What will a Japanese space probe find on Venus?

What will a Japanese space probe find on Venus?

The Japanese space probe Akatsuki has just entered orbit around our closest neighbor, Venus.

Japan’s space agency has announced that its Akatsuki probe has just entered into orbit around Venus after failing to reach the planet five years ago — but what will it find on our mysterious neighbor?

It’s the first time a Japanese space probe has entered orbit around another planet, truly an exciting milestone for the Japan Aerospace Exploration Agency (JAXA), according to an Agence France Presse report.

The probe appears to be functioning well and will begin a three-month initial observation before beginning full observation in April.

Akatsuki, which cost about $205 million, lifted off back in 2010 as scientists sought to learn more about the toxic atmosphere and volcanic surface of Venus, which is even closer to us than Mars.
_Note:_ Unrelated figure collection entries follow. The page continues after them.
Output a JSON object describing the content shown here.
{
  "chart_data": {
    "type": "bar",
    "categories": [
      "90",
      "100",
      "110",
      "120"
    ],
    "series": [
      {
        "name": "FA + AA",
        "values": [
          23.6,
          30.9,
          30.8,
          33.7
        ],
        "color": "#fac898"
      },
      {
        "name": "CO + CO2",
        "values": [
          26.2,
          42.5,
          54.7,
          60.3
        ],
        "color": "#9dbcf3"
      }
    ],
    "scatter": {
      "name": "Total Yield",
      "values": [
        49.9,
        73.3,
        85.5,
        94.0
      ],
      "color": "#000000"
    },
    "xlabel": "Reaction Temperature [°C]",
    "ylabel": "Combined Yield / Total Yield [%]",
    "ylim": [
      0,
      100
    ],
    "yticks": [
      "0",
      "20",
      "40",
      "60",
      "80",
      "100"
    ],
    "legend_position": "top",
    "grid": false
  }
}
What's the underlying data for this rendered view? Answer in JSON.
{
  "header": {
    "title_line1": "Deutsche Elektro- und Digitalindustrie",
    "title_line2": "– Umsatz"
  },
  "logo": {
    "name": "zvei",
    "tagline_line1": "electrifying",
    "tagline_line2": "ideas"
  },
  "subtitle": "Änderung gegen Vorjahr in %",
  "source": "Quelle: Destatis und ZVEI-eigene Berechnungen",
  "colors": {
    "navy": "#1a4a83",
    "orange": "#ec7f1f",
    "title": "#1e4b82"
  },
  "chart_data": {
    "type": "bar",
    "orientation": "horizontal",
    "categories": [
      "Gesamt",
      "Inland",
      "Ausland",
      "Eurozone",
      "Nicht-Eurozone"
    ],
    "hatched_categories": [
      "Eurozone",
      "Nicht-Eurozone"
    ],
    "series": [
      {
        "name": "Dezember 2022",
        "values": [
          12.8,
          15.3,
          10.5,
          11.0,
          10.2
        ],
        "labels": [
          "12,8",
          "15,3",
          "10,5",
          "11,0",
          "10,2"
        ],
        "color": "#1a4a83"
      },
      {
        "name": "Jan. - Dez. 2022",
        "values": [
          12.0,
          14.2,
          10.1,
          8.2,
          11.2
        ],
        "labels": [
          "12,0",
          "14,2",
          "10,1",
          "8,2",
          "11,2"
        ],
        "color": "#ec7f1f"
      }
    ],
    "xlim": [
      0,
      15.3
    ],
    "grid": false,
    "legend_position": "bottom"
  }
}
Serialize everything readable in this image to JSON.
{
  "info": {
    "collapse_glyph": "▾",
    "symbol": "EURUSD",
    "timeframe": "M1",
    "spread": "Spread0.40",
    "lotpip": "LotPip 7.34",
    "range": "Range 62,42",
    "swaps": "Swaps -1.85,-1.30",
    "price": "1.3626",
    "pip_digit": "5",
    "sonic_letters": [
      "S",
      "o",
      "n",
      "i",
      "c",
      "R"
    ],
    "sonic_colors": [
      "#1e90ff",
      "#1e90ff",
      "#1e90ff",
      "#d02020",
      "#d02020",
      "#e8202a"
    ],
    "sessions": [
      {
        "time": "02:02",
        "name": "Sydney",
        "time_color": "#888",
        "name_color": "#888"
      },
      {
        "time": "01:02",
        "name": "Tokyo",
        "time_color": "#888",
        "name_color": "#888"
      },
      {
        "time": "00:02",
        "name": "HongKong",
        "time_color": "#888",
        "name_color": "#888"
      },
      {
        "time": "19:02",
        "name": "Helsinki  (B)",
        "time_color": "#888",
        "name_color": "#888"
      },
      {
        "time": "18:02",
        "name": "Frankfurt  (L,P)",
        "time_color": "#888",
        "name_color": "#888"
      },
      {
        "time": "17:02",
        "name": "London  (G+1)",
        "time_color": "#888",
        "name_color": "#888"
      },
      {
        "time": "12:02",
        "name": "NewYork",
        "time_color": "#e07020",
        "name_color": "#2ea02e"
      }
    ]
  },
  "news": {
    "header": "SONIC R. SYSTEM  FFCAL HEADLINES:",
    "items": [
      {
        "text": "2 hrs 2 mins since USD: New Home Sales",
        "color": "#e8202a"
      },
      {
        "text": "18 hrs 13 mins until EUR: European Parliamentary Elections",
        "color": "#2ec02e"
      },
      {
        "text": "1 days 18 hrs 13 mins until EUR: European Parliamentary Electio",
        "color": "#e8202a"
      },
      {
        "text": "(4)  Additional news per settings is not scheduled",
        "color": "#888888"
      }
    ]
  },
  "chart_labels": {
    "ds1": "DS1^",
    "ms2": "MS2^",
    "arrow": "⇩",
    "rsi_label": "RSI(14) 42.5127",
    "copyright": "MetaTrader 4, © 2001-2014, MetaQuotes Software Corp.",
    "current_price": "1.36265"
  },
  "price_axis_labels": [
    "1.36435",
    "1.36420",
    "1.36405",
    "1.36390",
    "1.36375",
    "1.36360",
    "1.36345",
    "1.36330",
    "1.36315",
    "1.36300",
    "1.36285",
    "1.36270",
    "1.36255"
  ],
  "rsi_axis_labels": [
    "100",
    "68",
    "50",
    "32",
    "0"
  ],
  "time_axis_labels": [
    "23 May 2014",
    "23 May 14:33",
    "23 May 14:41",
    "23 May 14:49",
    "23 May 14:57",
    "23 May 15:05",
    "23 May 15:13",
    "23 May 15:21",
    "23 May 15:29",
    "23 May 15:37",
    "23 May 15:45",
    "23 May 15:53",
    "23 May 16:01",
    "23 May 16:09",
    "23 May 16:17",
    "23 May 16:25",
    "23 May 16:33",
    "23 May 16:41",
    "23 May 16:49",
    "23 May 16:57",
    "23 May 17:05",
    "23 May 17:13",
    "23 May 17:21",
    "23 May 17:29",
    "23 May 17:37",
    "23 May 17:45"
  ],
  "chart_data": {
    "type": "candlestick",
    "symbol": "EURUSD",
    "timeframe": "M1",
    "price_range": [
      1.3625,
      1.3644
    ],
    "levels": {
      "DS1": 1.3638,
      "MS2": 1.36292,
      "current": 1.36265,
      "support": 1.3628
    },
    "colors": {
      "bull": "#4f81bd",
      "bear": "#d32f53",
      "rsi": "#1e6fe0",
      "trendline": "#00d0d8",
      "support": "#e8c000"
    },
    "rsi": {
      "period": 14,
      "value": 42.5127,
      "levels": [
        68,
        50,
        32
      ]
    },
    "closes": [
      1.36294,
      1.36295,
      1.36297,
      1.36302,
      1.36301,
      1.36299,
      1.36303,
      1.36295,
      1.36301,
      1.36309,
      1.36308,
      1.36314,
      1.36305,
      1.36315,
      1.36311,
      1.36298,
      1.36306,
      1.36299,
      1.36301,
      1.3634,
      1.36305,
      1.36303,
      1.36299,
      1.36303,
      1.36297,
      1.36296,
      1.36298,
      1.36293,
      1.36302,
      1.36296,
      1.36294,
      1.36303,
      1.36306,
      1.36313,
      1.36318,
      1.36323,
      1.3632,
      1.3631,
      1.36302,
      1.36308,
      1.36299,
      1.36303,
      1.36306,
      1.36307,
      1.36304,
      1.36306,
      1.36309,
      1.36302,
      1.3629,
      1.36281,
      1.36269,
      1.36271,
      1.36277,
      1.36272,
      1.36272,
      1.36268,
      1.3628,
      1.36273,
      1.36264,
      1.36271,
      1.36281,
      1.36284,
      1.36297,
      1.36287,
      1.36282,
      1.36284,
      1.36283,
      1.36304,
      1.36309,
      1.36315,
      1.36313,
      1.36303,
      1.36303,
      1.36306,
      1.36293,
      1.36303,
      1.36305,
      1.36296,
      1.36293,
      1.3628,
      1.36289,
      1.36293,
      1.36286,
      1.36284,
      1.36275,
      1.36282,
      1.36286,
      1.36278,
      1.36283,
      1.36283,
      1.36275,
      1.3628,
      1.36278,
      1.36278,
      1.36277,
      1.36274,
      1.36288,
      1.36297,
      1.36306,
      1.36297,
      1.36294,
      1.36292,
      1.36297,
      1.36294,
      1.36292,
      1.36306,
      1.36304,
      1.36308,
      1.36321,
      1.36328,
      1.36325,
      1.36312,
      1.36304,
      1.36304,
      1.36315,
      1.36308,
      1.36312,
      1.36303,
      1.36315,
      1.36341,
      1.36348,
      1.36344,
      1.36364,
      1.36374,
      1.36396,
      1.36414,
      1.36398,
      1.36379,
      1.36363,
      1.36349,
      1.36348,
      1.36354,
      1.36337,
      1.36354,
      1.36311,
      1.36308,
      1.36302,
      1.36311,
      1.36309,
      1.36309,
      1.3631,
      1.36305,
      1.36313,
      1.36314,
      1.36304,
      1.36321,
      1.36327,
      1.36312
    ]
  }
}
The mission failed on its first approach, shooting right past Venus instead of getting sucked into its gravitational pull, and scientists had to turn it around and make a second attempt. This time, they were successful.

Another Japanese space probe, dubbed Hayabusa 2, has been quite busy lately as well, passing by Earth as it gets ready to use our gravitational pull to catapult to an asteroid far from here as scientists seek to learn more about the origins of our solar system. Hayabusa 2 is on a six-year mission to bring back mineral samples from the asteroid after being launched a year ago. It is expected to reach the asteroid in mid-2018, with soil samples to be returned to Earth in late 2020.

From the JAXA news release: “The Japan Aerospace Exploration Agency (JAXA) successfully inserted the Venus Climate Orbiter “AKATSUKI” into the orbit circling around Venus. As a result of measuring and calculating the AKATSUKI’s orbit after its thrust ejection, the orbiter is now flying on the elliptical orbit at the apoapsis altitude of about 440,000 km and periapsis altitude of about 400 km from Venus. The orbit period is 13 days and 14 hours. We also found that the orbiter is flying in the same direction as that of Venus’s rotation.”